In March, the Food and Drug Administration sent the site’s operators a stern letter that explained the laws regulating the sale of pharmaceuticals and ordered the site operator to contact the FDA to resolve the matter. But that was it — no lawsuit, no agents descending on the offices of the site operator, no formal charges brought of any kind — and the site is still up today. Why? Because Hair2Go is based in Auckland, New Zealand.

In the last year, pharmacies and health product providers in general have caught dot-com fever. According to a study cited by the Justice Department in its recent report on confronting online crime, Internet pharmacies sold more than $1.9 billion worth of prescription and over-the-counter drugs, vitamins and a host of other health-care products in 1999. As the Justice Department report stresses, much of the new industry is legal. Drugstore.com, founded by former Microsoft executive Peter Neupert in February 1999, is one example of an apparently booming, and legal, dot.com pharmacy. Neupert says his Web site has served almost 700,000 customers since starting, and predicts the online drug market will grow from what was all but nothing in 1998 to $15 billion a year by 2004.

But the problem is that no one has any idea how much illegal activity is out there. The National Association of Boards of Pharmacy estimates at least 200 U.S.-based Web sites offer prescription drugs without a prescription. The FDA says the worldwide number could range anywhere from 200 to 1,000. Meanwhile, the NABP has certified exactly five sites as in compliance with state regulations for dispensing prescription drugs.
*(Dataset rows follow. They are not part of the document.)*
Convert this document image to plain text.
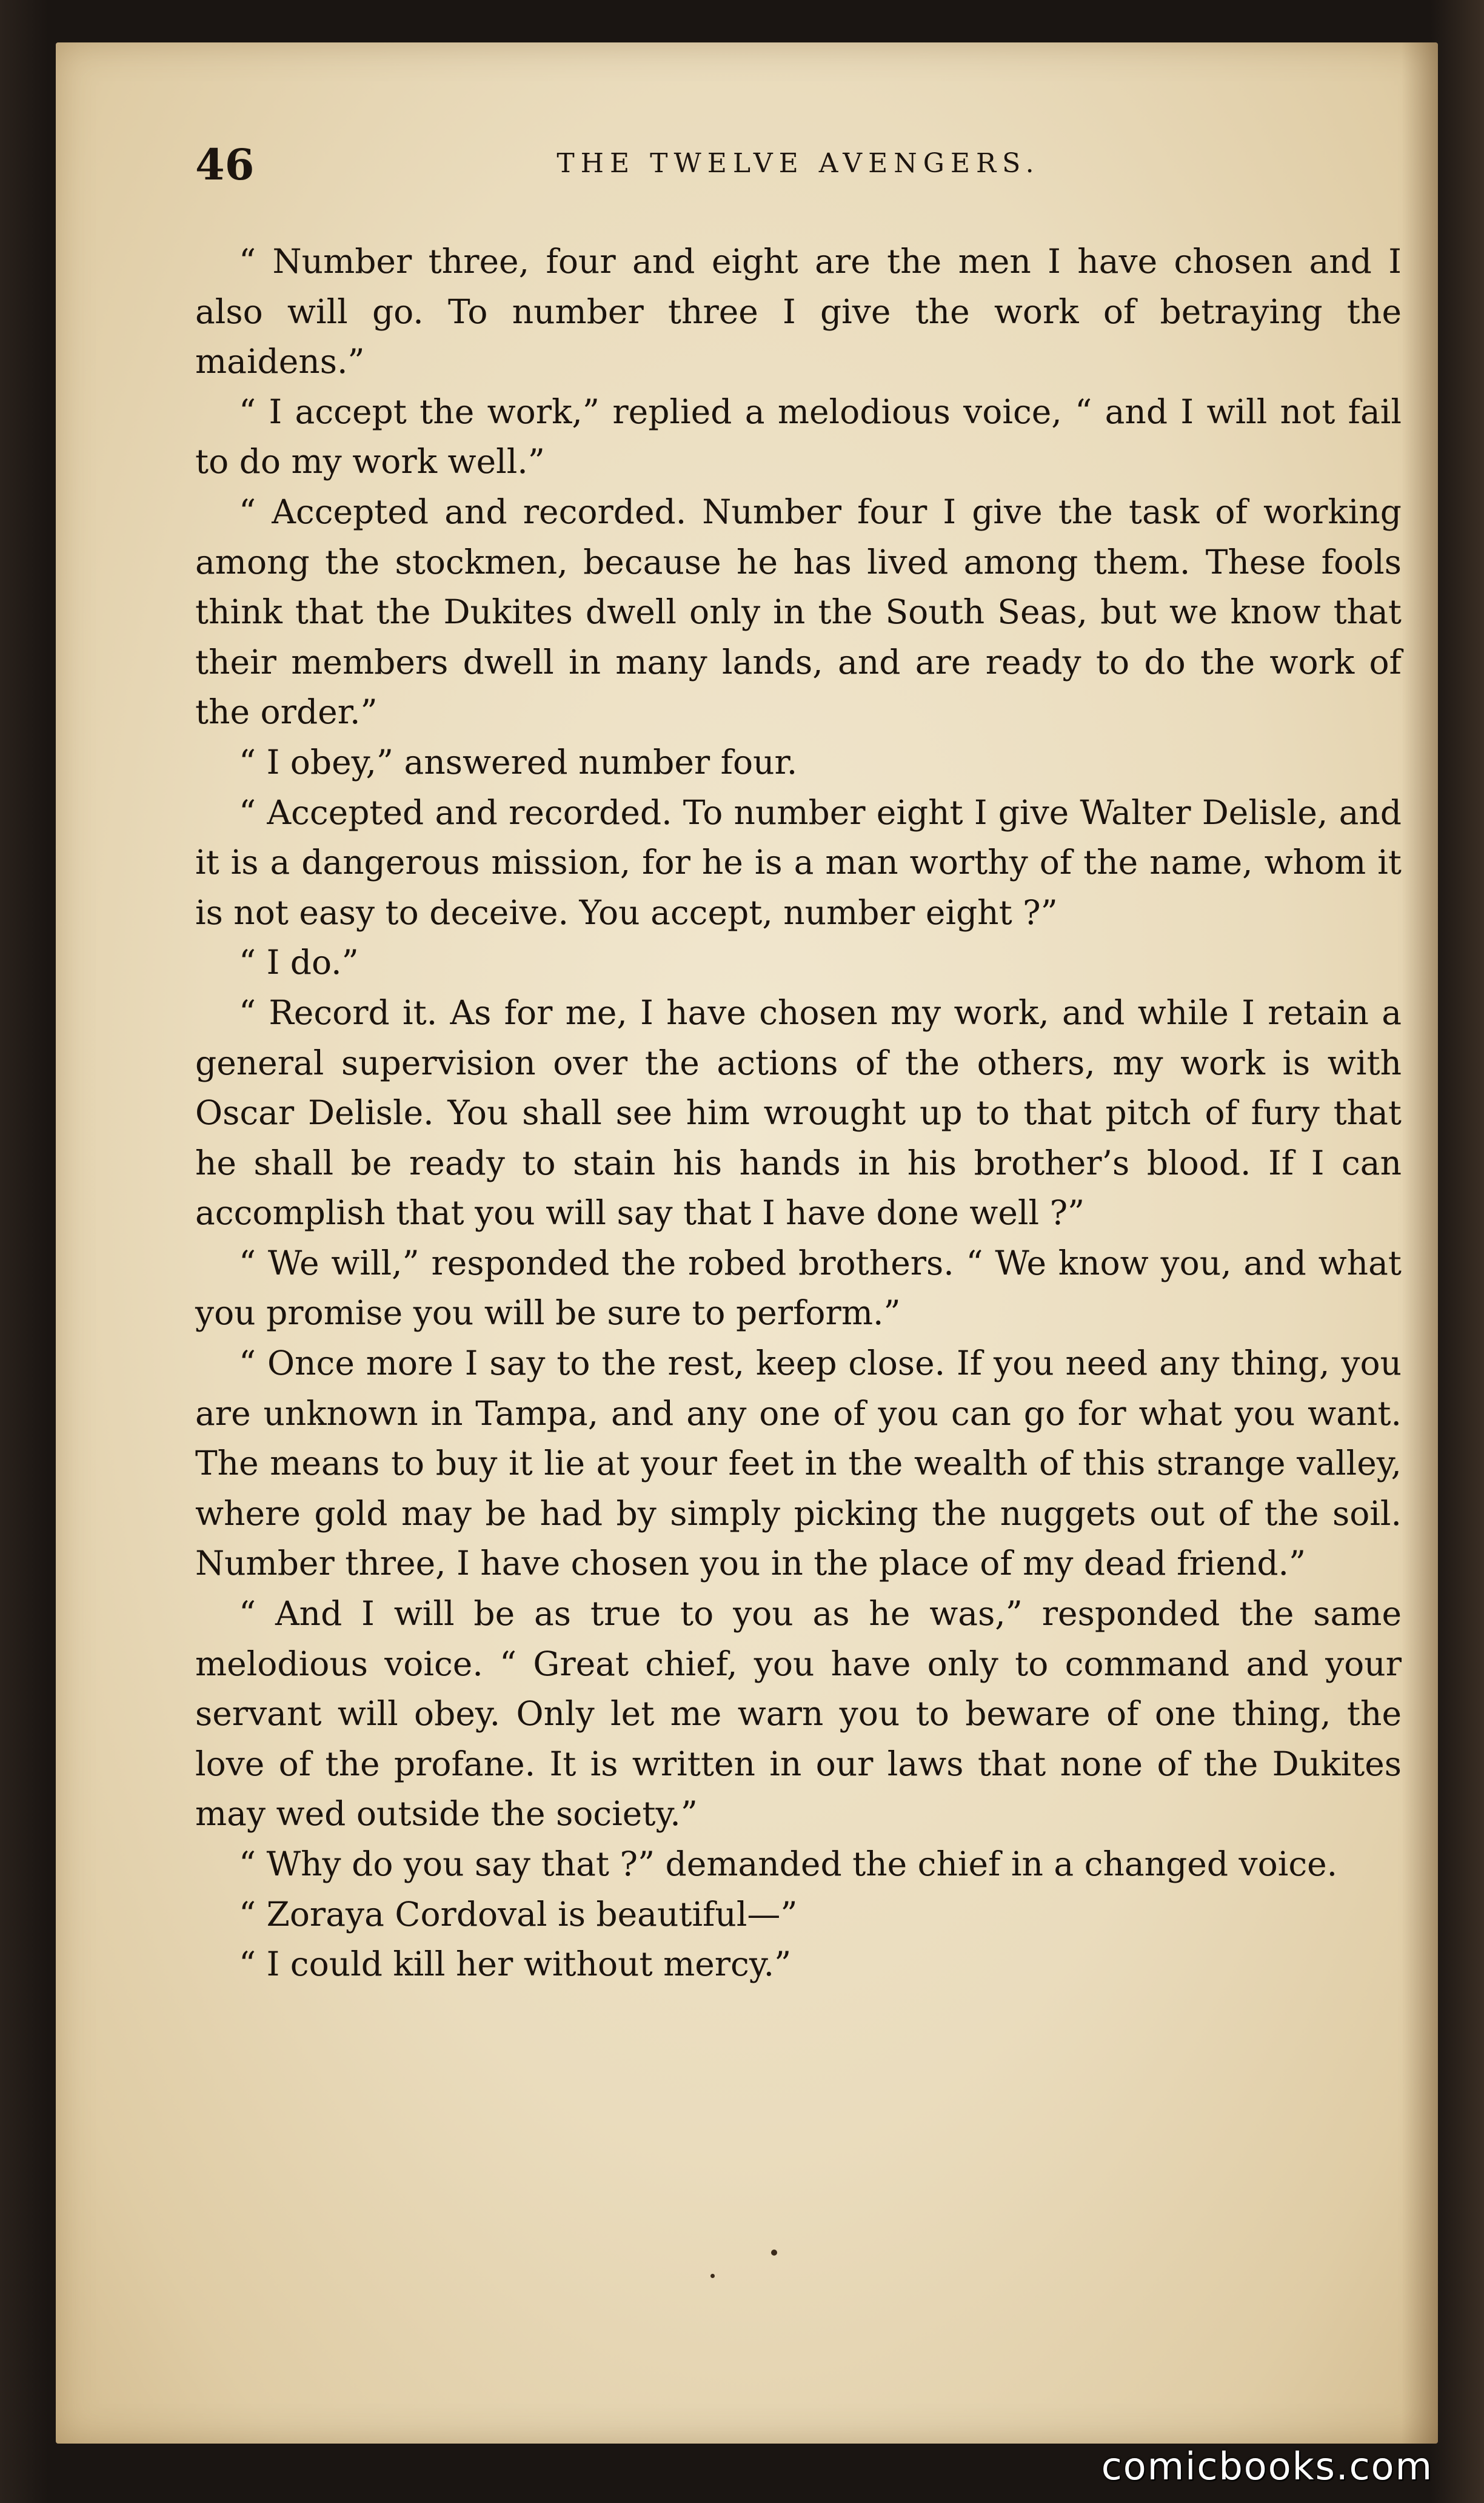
46	THE TWELVE AVENGERS.

“ Number three, four and eight are the men I have chosen and I also will go. To number three I give the work of betraying the maidens.”

“ I accept the work,” replied a melodious voice, “ and I will not fail to do my work well.”

“ Accepted and recorded. Number four I give the task of working among the stockmen, because he has lived among them. These fools think that the Dukites dwell only in the South Seas, but we know that their members dwell in many lands, and are ready to do the work of the order.”

“ I obey,” answered number four.

“ Accepted and recorded. To number eight I give Walter Delisle, and it is a dangerous mission, for he is a man worthy of the name, whom it is not easy to deceive. You accept, number eight ?”

“ I do.”

“ Record it. As for me, I have chosen my work, and while I retain a general supervision over the actions of the others, my work is with Oscar Delisle. You shall see him wrought up to that pitch of fury that he shall be ready to stain his hands in his brother’s blood. If I can accomplish that you will say that I have done well ?”

“ We will,” responded the robed brothers. “ We know you, and what you promise you will be sure to perform.”

“ Once more I say to the rest, keep close. If you need any thing, you are unknown in Tampa, and any one of you can go for what you want. The means to buy it lie at your feet in the wealth of this strange valley, where gold may be had by simply picking the nuggets out of the soil. Number three, I have chosen you in the place of my dead friend.”

“ And I will be as true to you as he was,” responded the same melodious voice. “ Great chief, you have only to command and your servant will obey. Only let me warn you to beware of one thing, the love of the profane. It is written in our laws that none of the Dukites may wed outside the society.”

“ Why do you say that ?” demanded the chief in a changed voice.

“ Zoraya Cordoval is beautiful—”

“ I could kill her without mercy.”

comicbooks.com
In all fairness, the NABP offers that certification only to those who apply for it. Nevertheless, rogue sites far outnumber legitimate ones. And as government and industry officials begin to ask how they will regulate those sites, nobody seems to have a compelling solution.
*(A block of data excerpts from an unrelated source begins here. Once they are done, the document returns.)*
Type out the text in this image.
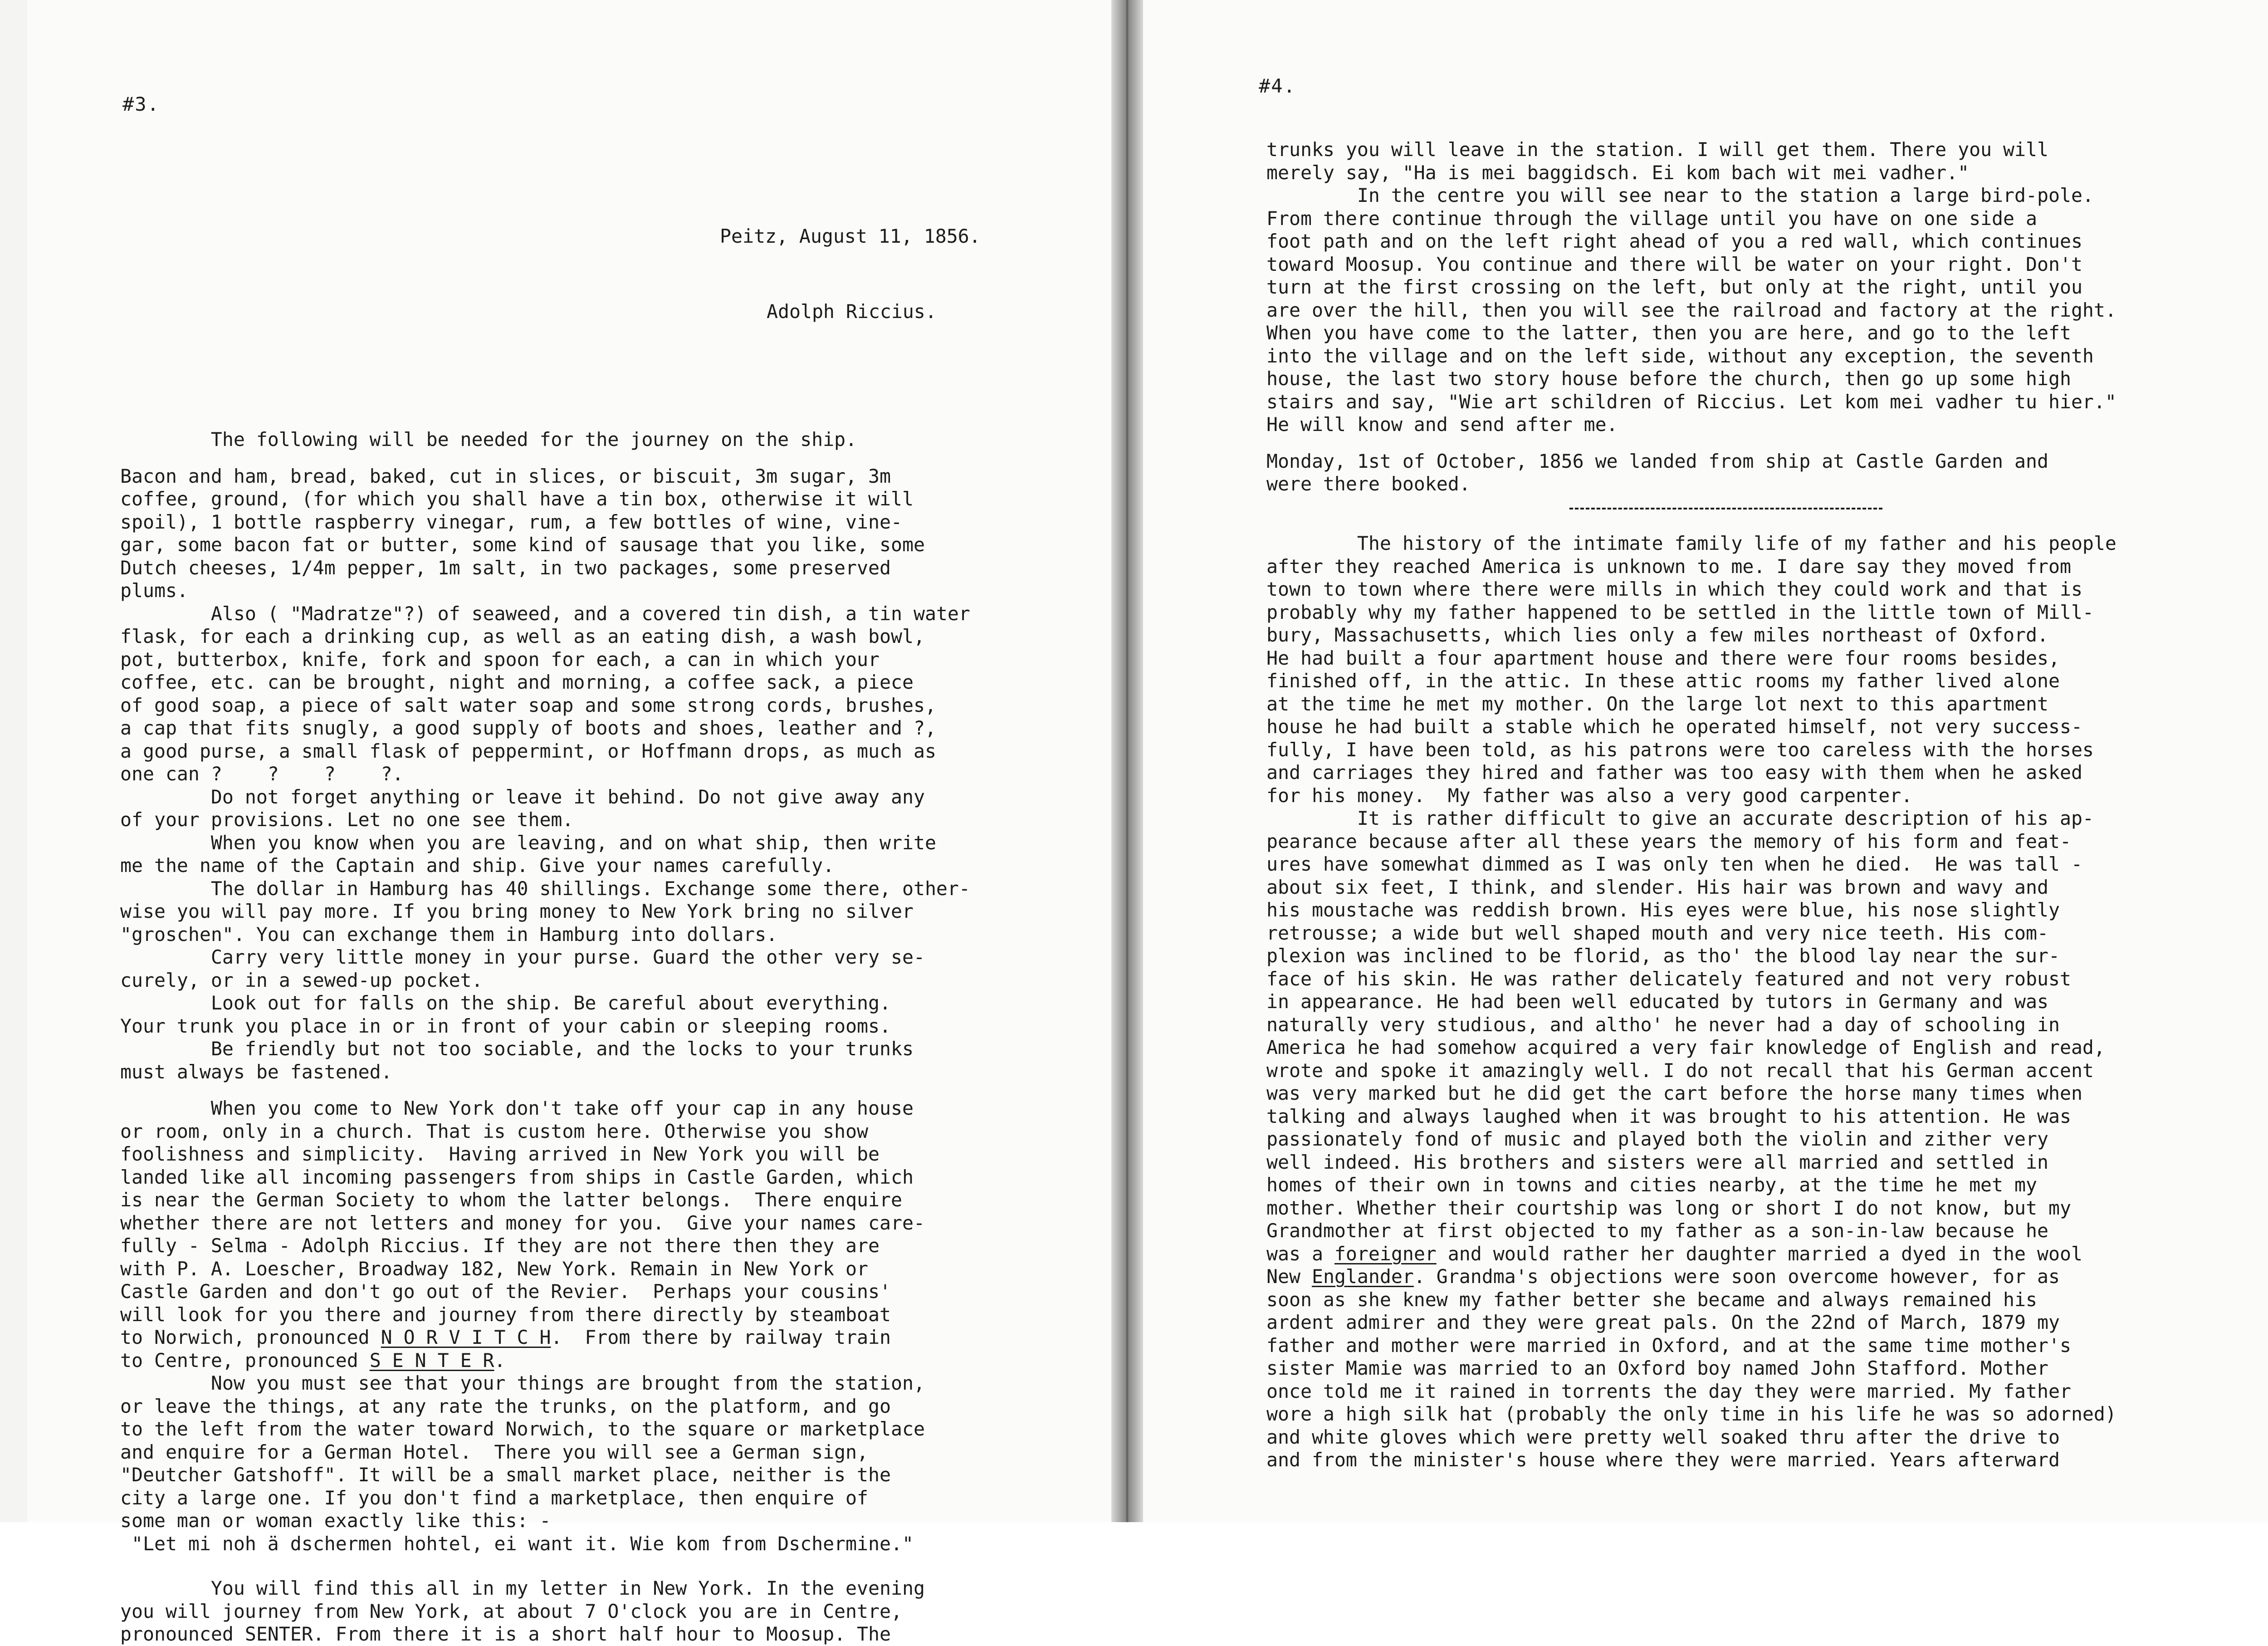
#3.

Peitz, August 11, 1856.

Adolph Riccius.

The following will be needed for the journey on the ship.
Bacon and ham, bread, baked, cut in slices, or biscuit, 3m sugar, 3m
coffee, ground, (for which you shall have a tin box, otherwise it will
spoil), 1 bottle raspberry vinegar, rum, a few bottles of wine, vine-
gar, some bacon fat or butter, some kind of sausage that you like, some
Dutch cheeses, 1/4m pepper, 1m salt, in two packages, some preserved
plums.
Also ( "Madratze"?) of seaweed, and a covered tin dish, a tin water
flask, for each a drinking cup, as well as an eating dish, a wash bowl,
pot, butterbox, knife, fork and spoon for each, a can in which your
coffee, etc. can be brought, night and morning, a coffee sack, a piece
of good soap, a piece of salt water soap and some strong cords, brushes,
a cap that fits snugly, a good supply of boots and shoes, leather and ?,
a good purse, a small flask of peppermint, or Hoffmann drops, as much as
one can ?    ?    ?    ?.
Do not forget anything or leave it behind. Do not give away any
of your provisions. Let no one see them.
When you know when you are leaving, and on what ship, then write
me the name of the Captain and ship. Give your names carefully.
The dollar in Hamburg has 40 shillings. Exchange some there, other-
wise you will pay more. If you bring money to New York bring no silver
"groschen". You can exchange them in Hamburg into dollars.
Carry very little money in your purse. Guard the other very se-
curely, or in a sewed-up pocket.
Look out for falls on the ship. Be careful about everything.
Your trunk you place in or in front of your cabin or sleeping rooms.
Be friendly but not too sociable, and the locks to your trunks
must always be fastened.
When you come to New York don't take off your cap in any house
or room, only in a church. That is custom here. Otherwise you show
foolishness and simplicity.  Having arrived in New York you will be
landed like all incoming passengers from ships in Castle Garden, which
is near the German Society to whom the latter belongs.  There enquire
whether there are not letters and money for you.  Give your names care-
fully - Selma - Adolph Riccius. If they are not there then they are
with P. A. Loescher, Broadway 182, New York. Remain in New York or
Castle Garden and don't go out of the Revier.  Perhaps your cousins'
will look for you there and journey from there directly by steamboat
to Norwich, pronounced N O R V I T C H.  From there by railway train
to Centre, pronounced S E N T E R.
Now you must see that your things are brought from the station,
or leave the things, at any rate the trunks, on the platform, and go
to the left from the water toward Norwich, to the square or marketplace
and enquire for a German Hotel.  There you will see a German sign,
"Deutcher Gatshoff". It will be a small market place, neither is the
city a large one. If you don't find a marketplace, then enquire of
some man or woman exactly like this: -
"Let mi noh ä dschermen hohtel, ei want it. Wie kom from Dschermine."
You will find this all in my letter in New York. In the evening
you will journey from New York, at about 7 O'clock you are in Centre,
pronounced SENTER. From there it is a short half hour to Moosup. The
#4.
trunks you will leave in the station. I will get them. There you will
merely say, "Ha is mei baggidsch. Ei kom bach wit mei vadher."
In the centre you will see near to the station a large bird-pole.
From there continue through the village until you have on one side a
foot path and on the left right ahead of you a red wall, which continues
toward Moosup. You continue and there will be water on your right. Don't
turn at the first crossing on the left, but only at the right, until you
are over the hill, then you will see the railroad and factory at the right.
When you have come to the latter, then you are here, and go to the left
into the village and on the left side, without any exception, the seventh
house, the last two story house before the church, then go up some high
stairs and say, "Wie art schildren of Riccius. Let kom mei vadher tu hier."
He will know and send after me.
Monday, 1st of October, 1856 we landed from ship at Castle Garden and
were there booked.
The history of the intimate family life of my father and his people
after they reached America is unknown to me. I dare say they moved from
town to town where there were mills in which they could work and that is
probably why my father happened to be settled in the little town of Mill-
bury, Massachusetts, which lies only a few miles northeast of Oxford.
He had built a four apartment house and there were four rooms besides,
finished off, in the attic. In these attic rooms my father lived alone
at the time he met my mother. On the large lot next to this apartment
house he had built a stable which he operated himself, not very success-
fully, I have been told, as his patrons were too careless with the horses
and carriages they hired and father was too easy with them when he asked
for his money.  My father was also a very good carpenter.
It is rather difficult to give an accurate description of his ap-
pearance because after all these years the memory of his form and feat-
ures have somewhat dimmed as I was only ten when he died.  He was tall -
about six feet, I think, and slender. His hair was brown and wavy and
his moustache was reddish brown. His eyes were blue, his nose slightly
retrousse; a wide but well shaped mouth and very nice teeth. His com-
plexion was inclined to be florid, as tho' the blood lay near the sur-
face of his skin. He was rather delicately featured and not very robust
in appearance. He had been well educated by tutors in Germany and was
naturally very studious, and altho' he never had a day of schooling in
America he had somehow acquired a very fair knowledge of English and read,
wrote and spoke it amazingly well. I do not recall that his German accent
was very marked but he did get the cart before the horse many times when
talking and always laughed when it was brought to his attention. He was
passionately fond of music and played both the violin and zither very
well indeed. His brothers and sisters were all married and settled in
homes of their own in towns and cities nearby, at the time he met my
mother. Whether their courtship was long or short I do not know, but my
Grandmother at first objected to my father as a son-in-law because he
was a foreigner and would rather her daughter married a dyed in the wool
New Englander. Grandma's objections were soon overcome however, for as
soon as she knew my father better she became and always remained his
ardent admirer and they were great pals. On the 22nd of March, 1879 my
father and mother were married in Oxford, and at the same time mother's
sister Mamie was married to an Oxford boy named John Stafford. Mother
once told me it rained in torrents the day they were married. My father
wore a high silk hat (probably the only time in his life he was so adorned)
and white gloves which were pretty well soaked thru after the drive to
and from the minister's house where they were married. Years afterward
No matter what regulators do to control domestic sites, they can do little more than send threatening letters to those overseas. And the more pressure regulators put on operators of domestic sites, the more they will move overseas and out of reach. Already, in 1999 the amount of pharmaceuticals seized by U.S. Customs increased by over 400 percent.

The rogue sites specialize in what officials call “lifestyle” drugs: treatments for things such as male impotence, balding, dieting and skin care. Typing the word Viagra into a search engine will bring up screen after screen of links offering the drug. Inside, most of the sites will require only an “online consultation” as a prerequisite for ordering.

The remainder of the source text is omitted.